New Tax Reforms (Since 2022)

Recent changes have lowered income tax and National Insurance (Bitouah Leumi) contributions but introduced new taxes to maintain fiscal balance.


Holding Companies – Hevra Arnak

This structure is often used by high-earning consultants (earning ~NIS 50,000/month) who set up LLCs to reduce taxable income via business expenses. Here’s how it works:

  1. Profits are taxed at 23-24% within the company.
  2. Shareholders can defer taxes by leaving profits in the company.
  3. When withdrawing, dividends are taxed at 30%, or income can be taken as salary—blending the two methods can optimize the tax burden.

This structure is ideal for those who don’t need to withdraw all profits immediately.


Current Restrictions

The government has tightened regulations on these companies:

  • If 70% or more of income comes from a single source, profits will now be taxed as personal income.
  • Example: A doctor working only with Kupat Holim Meuhedet may no longer benefit from the 24% company tax. But if income is split (e.g., 50% from Meuhedet, 50% from Maccabi), this rule may not apply.

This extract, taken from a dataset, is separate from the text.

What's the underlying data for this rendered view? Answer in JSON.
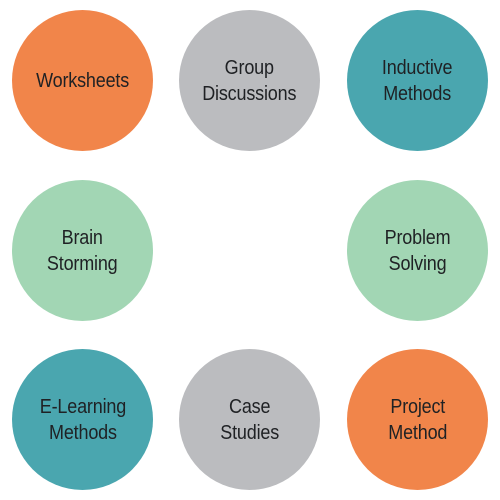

What About Existing Retained Earnings?

  • Companies that no longer meet eligibility had to withdraw retained profits by September 30, 2017.
  • To encourage this, the dividend tax was temporarily reduced to 25%.
  • Post-deadline, accumulated profits are taxed as personal income.

Shareholder Loans

  • Loans taken by shareholders from their companies must be repaid by 30/09/2017.
  • Failure to repay may lead to taxation as dividends at 30–33%.
  • Loans under NIS 100,000 may qualify for delayed repayment.

Conclusion

With evolving tax laws and stricter oversight, it’s crucial to consult a professional advisor to assess your situation and choose the optimal business structure.

This document is for informational purposes only and does not constitute legal or tax advice. Please consult a qualified professional for personalized guidance.